English: William Hague at the U.S. Deptartment...

English: William Hague at the U.S. Deptartment of State (Photo credit: Wikipedia)

As Dr. Alf knows, William Hague did not always talk this way, he was in favour of keeping the pound and was semi Euro-skeptic.

Now he tells us a different story, based on our trade links with Europe and the costs.

Apart from our nett budget contributions of £12 billion GBP, we also pay £16 billion GBP in foreign aid much of which is stolen by corrupt African dictators and foreign despots, never reaching the intended recipients. Much of that money is allocated under strictures from the EU, which under German tutelage sees itself as a sovereign state.

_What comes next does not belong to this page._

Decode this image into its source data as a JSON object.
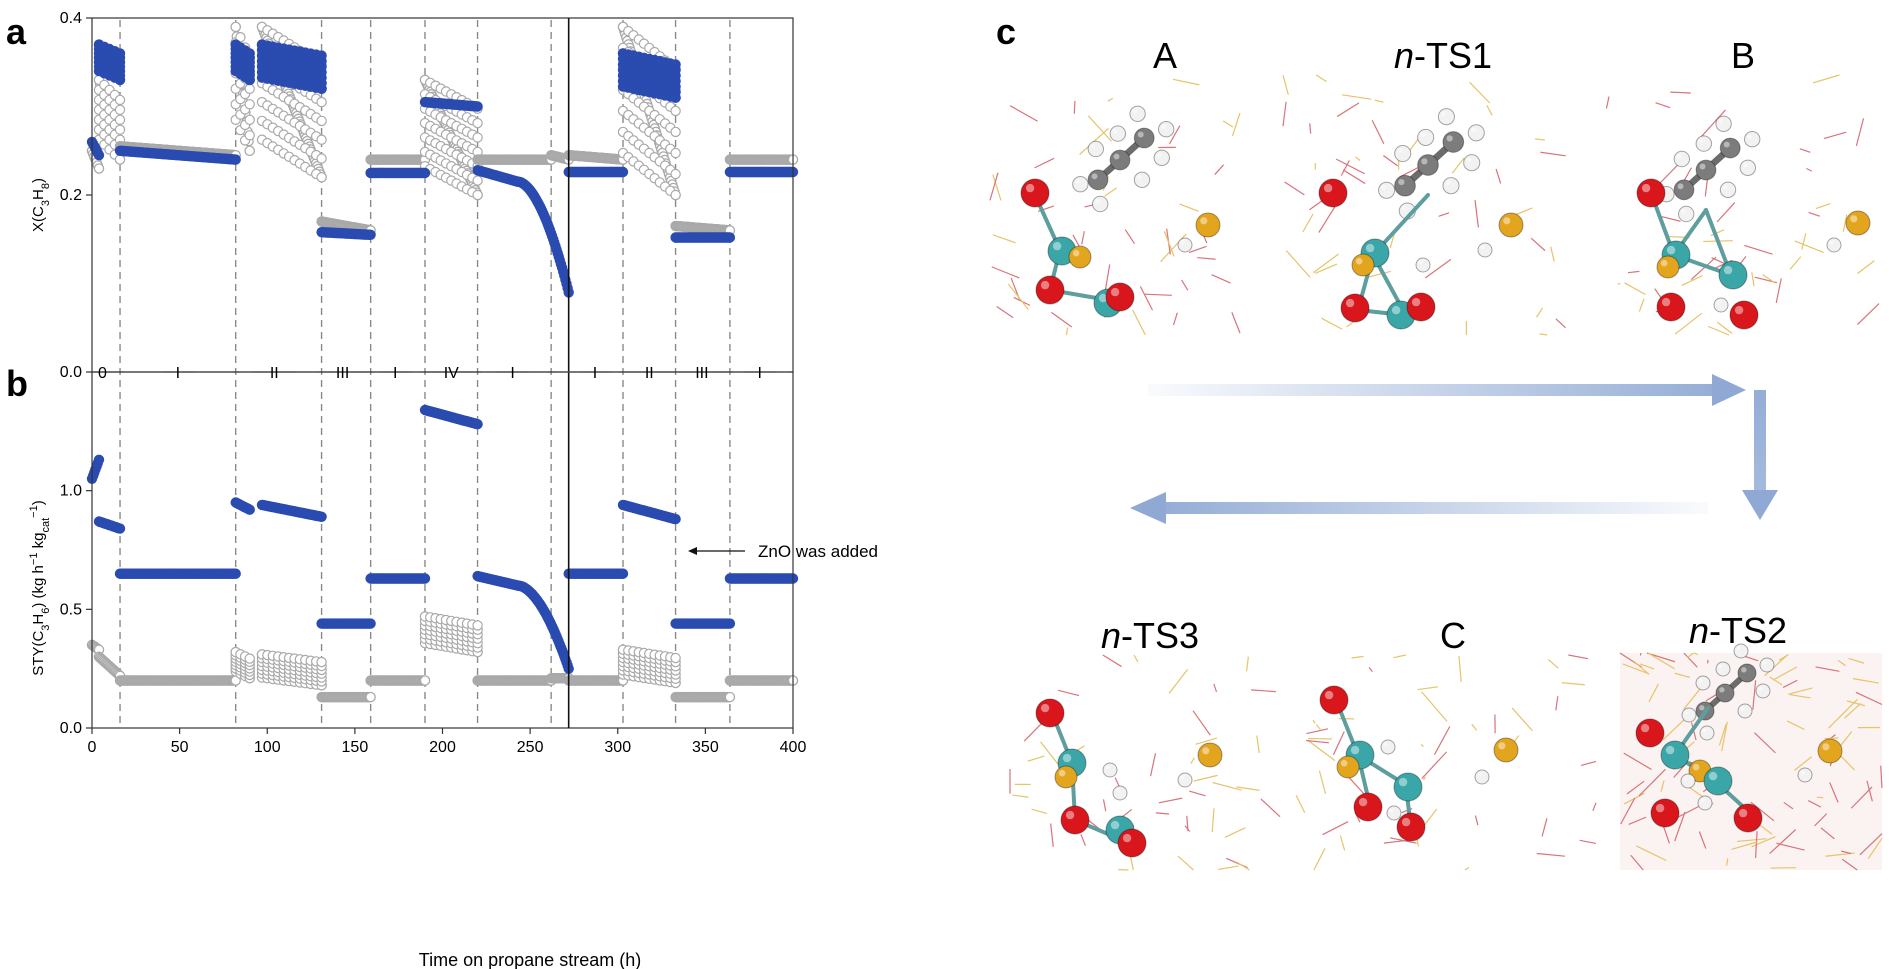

In terms of trade, we do very little with the EU and the bulk of that is with the Irish Republic which we had to bail out at great cost after the engineered banking crisis. That does produce some foreign exchange but we lose more than comes in by dint of too many firms basing themselves for tax purposes in the Dublin Financial District.

Some of these firms like HSBC PLC and BT PLC(I visited both buildings in 2013) plus State Street, which administers the Government’s new workplace pension scheme, should be in the UK tax net and could be compelled to do so because the Government has shares in the case of BT PLC, awarded the contract, in the case of State Street and is the regulator in the case of BT PLC and HSBC PLC in this country.

The EU trades with us mostly via Germany which sells us engineered goods and luxury cars and this amounts to £10 GBP in imports versus £1 GBP in exports offset by Corporation Tax losses via Dublin.

Thus, the UK gets no economic benefits from the EU at all and it gets economic disbenefits.

These disbenefits are:

1)Increased housing and infrastructure costs through net EU migration of 300,000 people a year,current NI figures are fiddled by the Government to make the figure appear less than it really is.
2)The costs of EU regulation plus Whitehall gold plating
3)Higher energy costs due to the forced closure of coal-fired power stations and their replacement with nuclear power stations courtesy of the Chinese and the French Government /EDF
4)Costs for bailing out Greece and future unquantified costs of future bailouts of that and other poorly performing EU countries.

People would “not come here anyway” if the NHS was to reduce the dropout rate of nurses and doctors in training and if schools would reintroduce discipline so that indigenous teachers remained in the profession. Action to raise UK worker productivity coupled with threats to automate if they failed to raise their game plus a ban on strikes in essential public services would be a start.

Tough action against malingerers and hypochondriacs in doctors surgeries would reduce demand on the NHS lessening the need for foreign doctors and an uncompromising approach to obesity and sugar and salt content in food plus gastric band treatment and stomach stapling for the worst cases would reduce it further.

People here would find these measures uncomfortable but they would be needed to compliment an “Australian-style points system” that William Hague says will not do the job.

Export performance in this country has been abysmal for years so BREXIT would be the starting gun and the bunsen burner applied to the posteriors of Britain’s complacent senior executives who by and large are lazy,risk averse,complacent,featherbedded and unwilling to get out from behind their desks and get onto planes and sell things that people want and are willing to pay for.

What these people need are a shock to galvanise them and their workforces and the 2 year transition period under which we would leave the EU under Brexit would be the time to read them the “Riot Act” and impose necessary change.
These executives are also unwilling to invest or acquire overseas unlike the Chinese and Temasek plus other foreign competitors.

The tax system can be changed so that there are accelerated writing down allowances for expansion and automation/robotics and there is an American device which fits into one’s ear the size of an oxo cube which enables 2 people to speak to each other in different languages but hears only their own.

Export income could be taxed at a lower level and domestically derived income taxed at a higher level with safeguards and new accounting rules to prevent fiddling.